Сардан не видел происходящего у колодца за стенами мечущегося мусора. В лицо били перья и капли из луж, сорванные с деревьев листья и тряпки из раскуроченных домов. Сардан выплюнул залетевший в рот ком непонятной гадости и звонко стукнул по привескам – стукнул раз, другой, царапнул медь тупой частью лезвия, как делал это прежде, и снова постучал – быстро, ритмично, почти музыкально.

Чудище не выдержало…

Оно взмахнуло всеми своими конечностями, как будто в последней мольбе каким-то диким богам, вздулось – и лопнуло!

Черная жижа посыпалась на разбитые крыши, на лабазы и на разбегающихся людей. Взрывом Сардана подняло в воздух, вырвало из рук и нож, и бубен и, взболтнув хорошенько, повертев, зашвырнуло в глубокую лужу на входе в деревню.

Сардан задергался, вынырнул и без сил улегся на траву. С неба сыпался дождь грязи и огня. Музыкант прикрыл голову рукой. Несколько кусков жижи упали в лужу возле него и обдали темными брызгами.

Музыкант зафыркал и услышал шаги. Ашаяти, едва волоча ноги и потирая ладонью ушибленный зад, прошла по кочкам и стала у лужи.

– Весь зад мне переломало твое чудище, – пожаловалась она.

Сардан сдвинул брови и покачал головой.

– Трагедия какая, – сказал он. – Иди скорее сюда, я тебе его починю.

– Тебе бы мозги кто починил, – отмахнулась Ашаяти.

– Да что там чинить? – обиделся Сардан.

– И то правда, было бы чему ломаться…

Из-за спины Ашаяти выглянула темная масса. Сардан перепугался, но вскоре вздохнул с облегчением – это пришагал Устыыр. Шаман, заляпанный грязью так, будто из нее и был сделан, держал дрожащей рукой разорванный бубен и никак не мог поправить на голове заляпанную навозом лисью шапку.

– Скажите, господин шаман, – сказал Сардан приподнимаясь, – это правда, что ооюты моются раз в год?

– Может быть, – ответил шаман, снял шапку и принялся вынимать из нее траву и ветки.

– Да ну?! А вы?

– Я таким не занимаюсь, – сказал Устыыр и шапкой вытер лицо.

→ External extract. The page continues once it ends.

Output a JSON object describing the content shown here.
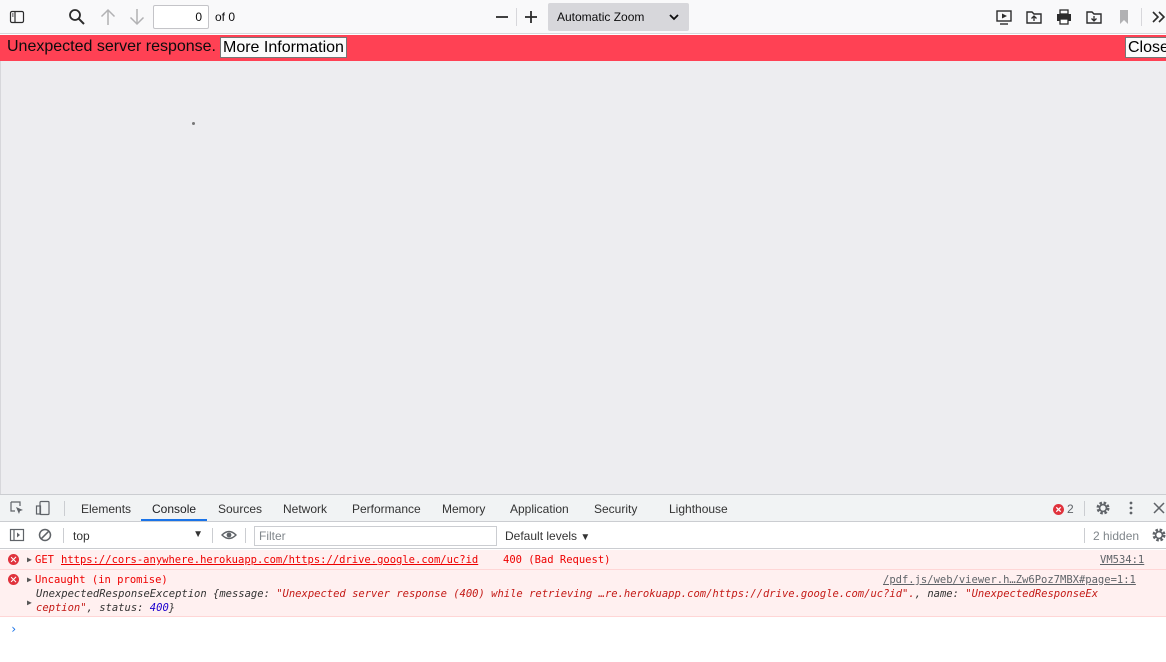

Сардан покряхтел, выплюнул набившуюся в рот грязь и попытался встать, но ступни соскользнули обратно в воду. Музыкант оглянулся в поисках упора и увидел две узкие колеи, разрезавшие ухабистую дорогу из деревни.

– Послушайте, Устыыр, попросите их отвезти нас к городу на повозке? Никаких сил не осталось.

– На какой повозке? – не понял Устыыр и грязной рукой провел по глазам, тоже заметил колею на дороге. – Ооюты не ездят в повозках.

2

Джэйгэ уложил почтовые мешки на спину каарзыма, затянул потуже ремни, но перехватил недовольный взгляд животного и немного распустил веревки. Каарзым поворчал, поводил спиной, чтобы усадить тяжелую поклажу удобнее, и впал в обычное свое состояние депрессивного безразличия. Джэйгэ взял поводок и, пригибая животному голову, чтобы не зацепить рогами притолоку, вывел из загона. Хозяин постоялого двора, старик, любитель поболтать и покурить, помог со вторым каарзымом – тот был нагружен сверх всяких приличий. По-хорошему почта должна была выделить в поход трех животных, но, очевидно, чиновники посчитали за третьего зверя самого Джэйгэ.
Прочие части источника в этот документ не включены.